Scottish retail sales remain weak
Retail sales in Scotland remained weak in May, according to the Scottish Retail Consortium (SRC).
Total sales for the month were up 0.1%, but like-for-like sales - which strips out the effects of new store openings - were 1.2% lower than a year ago.
The warm weather at the end of the month boosted spending on food and summer clothes.
In contrast, UK sales rose on both measures with the total value of goods sold up by 3.4%.
This was the fourteenth month in a row that UK sales growth exceeded that in Scotland.
Ian Shearer, Scottish Retail Consortium director, said: "A welcome spell of warmth at the end of May helped lift these figures but the burst of summer didn't bring a boost on the scale enjoyed elsewhere.

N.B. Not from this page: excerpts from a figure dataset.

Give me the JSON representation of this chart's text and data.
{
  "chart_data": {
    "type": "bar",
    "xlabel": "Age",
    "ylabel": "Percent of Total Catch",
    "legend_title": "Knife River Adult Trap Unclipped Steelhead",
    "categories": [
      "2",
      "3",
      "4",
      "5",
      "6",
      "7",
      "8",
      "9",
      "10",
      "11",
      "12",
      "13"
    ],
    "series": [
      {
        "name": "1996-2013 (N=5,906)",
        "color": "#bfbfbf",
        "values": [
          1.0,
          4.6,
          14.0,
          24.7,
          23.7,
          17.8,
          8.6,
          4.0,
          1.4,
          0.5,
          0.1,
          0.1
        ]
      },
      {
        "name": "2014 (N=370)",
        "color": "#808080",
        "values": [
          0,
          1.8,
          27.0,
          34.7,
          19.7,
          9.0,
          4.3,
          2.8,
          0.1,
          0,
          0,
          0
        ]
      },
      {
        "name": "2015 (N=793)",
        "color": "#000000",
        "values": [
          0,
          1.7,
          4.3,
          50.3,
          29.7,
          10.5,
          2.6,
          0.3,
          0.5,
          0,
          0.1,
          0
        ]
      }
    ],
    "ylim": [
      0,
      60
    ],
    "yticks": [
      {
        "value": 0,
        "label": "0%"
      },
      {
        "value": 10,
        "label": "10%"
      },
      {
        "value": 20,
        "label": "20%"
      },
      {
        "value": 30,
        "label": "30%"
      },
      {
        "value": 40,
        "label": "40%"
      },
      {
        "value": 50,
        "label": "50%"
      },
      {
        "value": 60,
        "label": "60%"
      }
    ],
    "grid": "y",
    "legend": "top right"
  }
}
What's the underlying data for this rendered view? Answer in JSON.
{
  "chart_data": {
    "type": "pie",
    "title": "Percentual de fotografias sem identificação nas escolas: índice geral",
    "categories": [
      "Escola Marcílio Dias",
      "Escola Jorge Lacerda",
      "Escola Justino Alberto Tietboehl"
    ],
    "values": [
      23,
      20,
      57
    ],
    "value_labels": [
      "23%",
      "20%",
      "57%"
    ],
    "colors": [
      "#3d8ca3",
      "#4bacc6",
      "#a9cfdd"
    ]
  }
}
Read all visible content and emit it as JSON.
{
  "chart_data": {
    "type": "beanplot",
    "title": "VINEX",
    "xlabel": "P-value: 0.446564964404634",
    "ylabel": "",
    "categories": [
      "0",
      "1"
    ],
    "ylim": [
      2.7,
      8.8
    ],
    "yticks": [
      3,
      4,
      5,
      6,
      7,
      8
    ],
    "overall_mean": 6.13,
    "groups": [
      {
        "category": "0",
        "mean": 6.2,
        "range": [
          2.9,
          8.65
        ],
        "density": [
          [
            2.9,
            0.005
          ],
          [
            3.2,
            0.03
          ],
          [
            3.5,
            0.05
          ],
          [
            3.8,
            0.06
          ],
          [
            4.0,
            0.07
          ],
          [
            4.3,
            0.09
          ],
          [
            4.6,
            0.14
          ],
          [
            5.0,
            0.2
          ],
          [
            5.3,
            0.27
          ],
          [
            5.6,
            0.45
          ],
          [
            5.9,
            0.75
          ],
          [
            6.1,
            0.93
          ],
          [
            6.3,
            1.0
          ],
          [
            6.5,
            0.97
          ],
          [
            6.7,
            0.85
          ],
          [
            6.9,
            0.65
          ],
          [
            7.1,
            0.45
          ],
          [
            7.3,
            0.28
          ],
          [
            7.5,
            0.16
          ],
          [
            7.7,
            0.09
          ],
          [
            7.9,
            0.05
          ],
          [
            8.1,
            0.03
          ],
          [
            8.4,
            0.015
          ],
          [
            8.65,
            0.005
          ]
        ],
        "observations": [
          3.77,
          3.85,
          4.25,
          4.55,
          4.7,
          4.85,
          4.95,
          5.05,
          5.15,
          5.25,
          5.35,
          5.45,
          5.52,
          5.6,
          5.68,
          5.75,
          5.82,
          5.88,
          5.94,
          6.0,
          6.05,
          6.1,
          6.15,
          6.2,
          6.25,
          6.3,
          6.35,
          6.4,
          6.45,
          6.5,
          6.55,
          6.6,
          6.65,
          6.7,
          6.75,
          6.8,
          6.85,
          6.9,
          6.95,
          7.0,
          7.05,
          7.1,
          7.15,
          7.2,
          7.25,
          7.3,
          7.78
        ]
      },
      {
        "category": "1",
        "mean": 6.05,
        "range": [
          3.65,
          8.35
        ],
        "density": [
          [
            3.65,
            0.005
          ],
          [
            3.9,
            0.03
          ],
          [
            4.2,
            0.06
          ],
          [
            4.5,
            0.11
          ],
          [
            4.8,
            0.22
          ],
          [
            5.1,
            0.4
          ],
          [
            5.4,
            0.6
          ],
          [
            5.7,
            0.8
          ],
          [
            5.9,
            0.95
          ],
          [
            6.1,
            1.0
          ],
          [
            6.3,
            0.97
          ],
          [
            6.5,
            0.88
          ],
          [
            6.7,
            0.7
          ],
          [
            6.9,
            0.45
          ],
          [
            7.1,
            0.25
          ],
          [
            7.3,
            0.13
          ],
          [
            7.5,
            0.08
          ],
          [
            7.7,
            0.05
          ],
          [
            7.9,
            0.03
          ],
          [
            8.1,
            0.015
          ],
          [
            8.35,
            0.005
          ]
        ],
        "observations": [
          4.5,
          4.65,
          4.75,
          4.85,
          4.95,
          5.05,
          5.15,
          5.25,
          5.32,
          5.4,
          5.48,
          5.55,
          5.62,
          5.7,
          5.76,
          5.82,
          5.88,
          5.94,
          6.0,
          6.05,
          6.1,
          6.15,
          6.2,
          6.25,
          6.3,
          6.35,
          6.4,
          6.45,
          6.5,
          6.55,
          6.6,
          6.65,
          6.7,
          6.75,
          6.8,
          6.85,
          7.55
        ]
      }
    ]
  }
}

"The underlying picture remains weak, showing sales falling in real terms for the sector overall, and this is particularly worrying given that they are being compared against poor figures for May in 2011."
He added: "Consumer caution persisted, household budgets are still under severe strain and most shoppers are committed to buying only what they consider to be essentials."
David McCorquodale, Head of retail in Scotland for KPMG, said: "A week of sunshine and Scotland's muted celebration of the Jubilee will not overcome the underlying issues facing the industry, which remains under pressure from a combination of low consumer confidence and squeezed incomes.
"We have seen yet more casualties on the high street in May and more are forecast.
"The seismic structural changes in the industry would be easier to manage in a better economic environment but retailers do not have that luxury and are therefore hanging on and managing cash and margins as best they can."